Pandas filter(): Select Columns and Rows by Labels in a Dataframe

In this post, we will learn how to use Pandas filter() function to subset a dataframe based on its column names and row indexes. Pandas has a number of ways to subset a dataframe, but Pandas filter() function differ from others in a key way.

Pandas filter() function does not filter a dataframe on its content. It primarily use labels of dataframe to subset a dataframe.

Here we will see examples of how to is Pandas filter() function to select one or more columns using the column names and select one or more rows using row indices.

Let us first get started with loading the modules necessary.

 
import seaborn as sns
import pandas as pd

We will use a subset of Penguins dataset available from Seaborn’s built-in dataset. Here we load the dataset and use head() function to get a few rows.

 
df = (sns.load_dataset("penguins").
      head())

And our toy dataset look like this.

 
df
	species	island	bill_length_mm	bill_depth_mm	flipper_length_mm	body_mass_g	sex
0	Adelie	Torgersen	39.1	18.7	181.0	3750.0	Male
1	Adelie	Torgersen	39.5	17.4	186.0	3800.0	Female
2	Adelie	Torgersen	40.3	18.0	195.0	3250.0	Female
3	Adelie	Torgersen	NaN	NaN	NaN	NaN	NaN
4	Adelie	Torgersen	36.7	19.3	193.0	3450.0	Female

Our toy dataframe’ row index is integer. For the sake of easiness, let us change the row index to be string instead of numbers in order. Let us assign new row index names using “index” method in Pandas.

 
# assign index names to dataframe
df.index=["one","two","three","four","five"]

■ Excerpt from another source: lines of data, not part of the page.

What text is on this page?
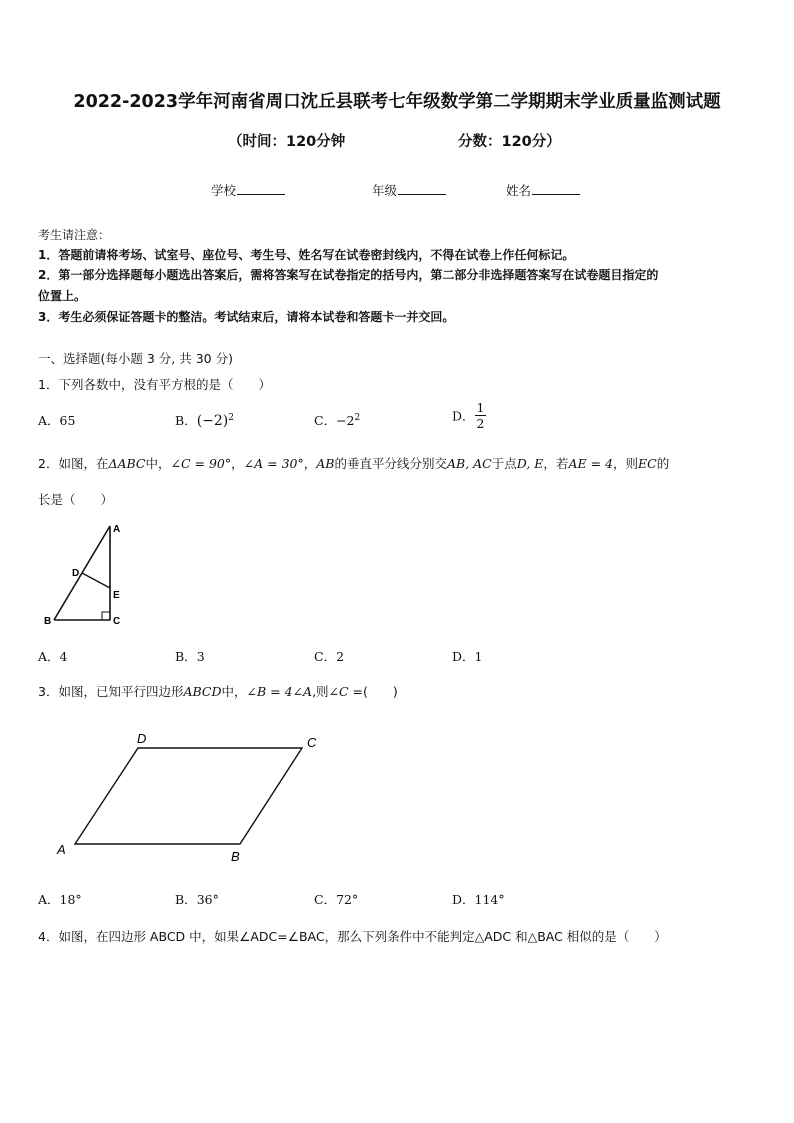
2022-2023学年河南省周口沈丘县联考七年级数学第二学期期末学业质量监测试题
（时间：120分钟	分数：120分）
学校	年级	姓名
考生请注意：
1．答题前请将考场、试室号、座位号、考生号、姓名写在试卷密封线内，不得在试卷上作任何标记。
2．第一部分选择题每小题选出答案后，需将答案写在试卷指定的括号内，第二部分非选择题答案写在试卷题目指定的
位置上。
3．考生必须保证答题卡的整洁。考试结束后，请将本试卷和答题卡一并交回。
一、选择题(每小题 3 分, 共 30 分)
1．下列各数中，没有平方根的是（　　）
A．65	B．$(-2)^2$	C．$-2^2$	D． $\frac{1}{2}$
2．如图，在ΔABC中，∠C = 90°，∠A = 30°，AB的垂直平分线分别交AB, AC于点D, E，若AE = 4，则EC的
长是（　　）
A
B	C
D
E
A．4	B．3	C．2	D．1
3．如图，已知平行四边形ABCD中，∠B = 4∠A,则∠C =(　　)
A	B
C
D
A．18°	B．36°	C．72°	D．114°
4．如图，在四边形 ABCD 中，如果∠ADC=∠BAC，那么下列条件中不能判定△ADC 和△BAC 相似的是（　　）
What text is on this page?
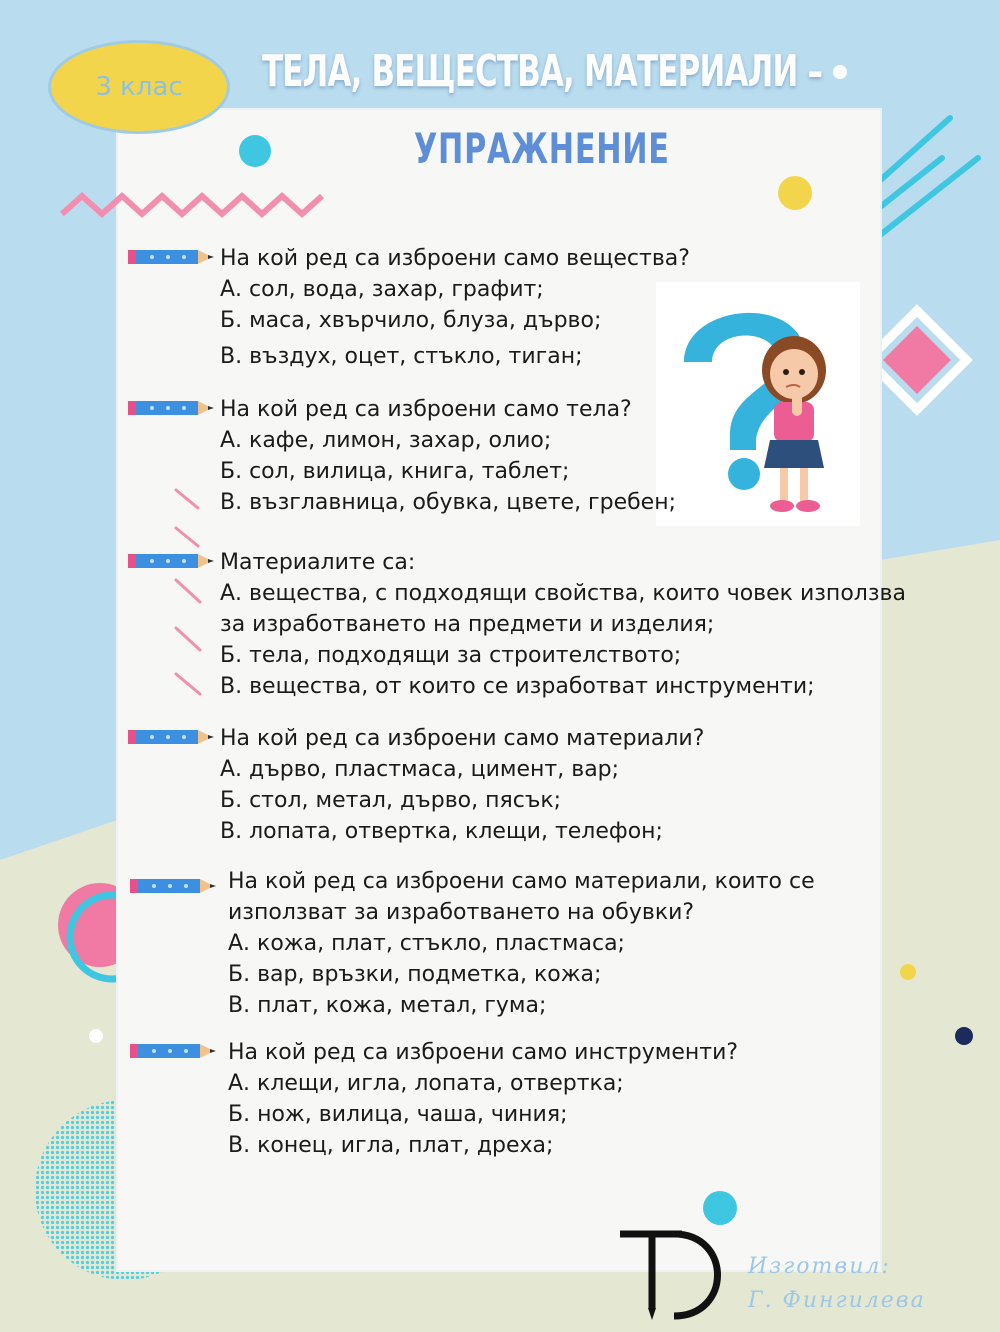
3 клас ТЕЛА, ВЕЩЕСТВА, МАТЕРИАЛИ –
УПРАЖНЕНИЕ
На кой ред са изброени само вещества?
А. сол, вода, захар, графит;
Б. маса, хвърчило, блуза, дърво;
В. въздух, оцет, стъкло, тиган;
На кой ред са изброени само тела?
А. кафе, лимон, захар, олио;
Б. сол, вилица, книга, таблет;
В. възглавница, обувка, цвете, гребен;
Материалите са:
А. вещества, с подходящи свойства, които човек използва
за изработването на предмети и изделия;
Б. тела, подходящи за строителството;
В. вещества, от които се изработват инструменти;
На кой ред са изброени само материали?
А. дърво, пластмаса, цимент, вар;
Б. стол, метал, дърво, пясък;
В. лопата, отвертка, клещи, телефон;
На кой ред са изброени само материали, които се
използват за изработването на обувки?
А. кожа, плат, стъкло, пластмаса;
Б. вар, връзки, подметка, кожа;
В. плат, кожа, метал, гума;
На кой ред са изброени само инструменти?
А. клещи, игла, лопата, отвертка;
Б. нож, вилица, чаша, чиния;
В. конец, игла, плат, дреха;
Изготвил:
Г. Фингилева
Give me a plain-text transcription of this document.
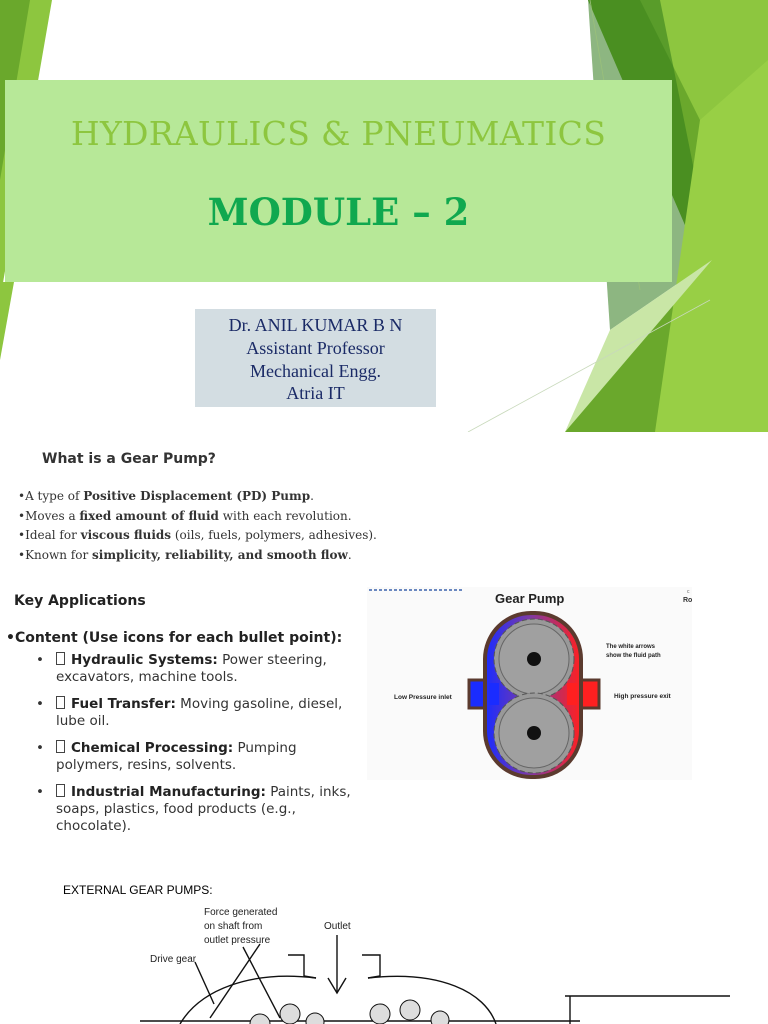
HYDRAULICS & PNEUMATICS
MODULE – 2
Dr. ANIL KUMAR B N
Assistant Professor
Mechanical Engg.
Atria IT
What is a Gear Pump?
•A type of Positive Displacement (PD) Pump.
•Moves a fixed amount of fluid with each revolution.
•Ideal for viscous fluids (oils, fuels, polymers, adhesives).
•Known for simplicity, reliability, and smooth flow.
Key Applications
•Content (Use icons for each bullet point):
• Hydraulic Systems: Power steering, excavators, machine tools.
• Fuel Transfer: Moving gasoline, diesel, lube oil.
• Chemical Processing: Pumping polymers, resins, solvents.
• Industrial Manufacturing: Paints, inks, soaps, plastics, food products (e.g., chocolate).
Gear Pump	Ro
c
Low Pressure inlet	High pressure exit
The white arrows
show the fluid path
EXTERNAL GEAR PUMPS:
Force generated
on shaft from
outlet pressure
Outlet
Drive gear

After changing the row indices our dataframe looks like this

 
df

species	island	bill_length_mm	bill_depth_mm	flipper_length_mm	body_mass_g	sex
one	Adelie	Torgersen	39.1	18.7	181.0	3750.0	Male
two	Adelie	Torgersen	39.5	17.4	186.0	3800.0	Female
three	Adelie	Torgersen	40.3	18.0	195.0	3250.0	Female
four	Adelie	Torgersen	NaN	NaN	NaN	NaN	NaN
five	Adelie	Torgersen	36.7	19.3	193.0	3450.0	Female

How to Select a Single Column using Pandas filter() function?

We can select a column from a dataframe by using the column name we want to select as a list to filter() function. In this example, we select species column from the dataframe.

 
df.filter(["species"])


       species
one	Adelie
two	Adelie
three	Adelie
four	Adelie
five	Adelie

By default, filter() function selects a column when we provide the column label as a list. We can also specify axis=1 to specify we are filtering columns.

 
df.filter(["species"], axis=1)


       species
one	Adelie
two	Adelie
three	Adelie
four	Adelie
five	Adelie

Another way to specify we are selecting columns is to use axis=”columns” and this argument makes more sense as it clearly specifies what we are selecting.

 
df.filter(["species"], axis="columns")


       species
one	Adelie
two	Adelie
three	Adelie
four	Adelie
five	Adelie

How to Select a Multiple Columns using Pandas filter() function?

To select multiple columns by their column names, we should provide the list of column names as list to Pandas filter() function.

 
df.filter(["species", "bill_length_mm"])
 

species	bill_length_mm
one	Adelie	39.1
two	Adelie	39.5
three	Adelie	40.3
four	Adelie	NaN
five	Adelie	36.7

How to Use Regular Expression to Select a Multiple Columns using Pandas filter() function?

We can also use regular expression to match the patterns of interest on column names and select multiple columns using Pandas filter() function.

In this example below, we select columns that ends with “mm” in the dataframe using “regex=’mm$'” as argument. We see that we have three columns that ends with “mm”.

 
df.filter(regex='mm$', axis="columns")

	bill_length_mm	bill_depth_mm	flipper_length_mm
one	39.1	18.7	181.0
two	39.5	17.4	186.0
three	40.3	18.0	195.0
four	NaN	NaN	NaN
five	36.7	19.3	193.0

How to Use Regular Expression to Select a Multiple Rows using Pandas filter() function?

We can also use regular expression to select rows from a dataframe based on row names. In this example below, we select rows that ends with “e” using regx=’e$’ argument. Here, we also specify axis=”index” to specify we are filtering rows not columns.

 
df.filter(regex='e$', axis="index")

Now we have filtered rows whose row names end with letter “e”; one, three and five.

 
	species	island	bill_length_mm	bill_depth_mm	flipper_length_mm	body_mass_g	sex
one	Adelie	Torgersen	39.1	18.7	181.0	3750.0	Male
three	Adelie	Torgersen	40.3	18.0	195.0	3250.0	Female
five	Adelie	Torgersen	36.7	19.3	193.0	3450.0	Female

Sometimes you might want to select some columns and rows. We can use Pandas chain operation with multiple filter() functions to select rows and columns or columns and rows of interest.

 
(df.
 filter(regex='^f', axis="index").
 filter(["species","bill_length_mm"]))

In this example, we first select some rows using regular expression and the select two columns using filter() function.

 
species	bill_length_mm
four	Adelie	NaN
five	Adelie	36.7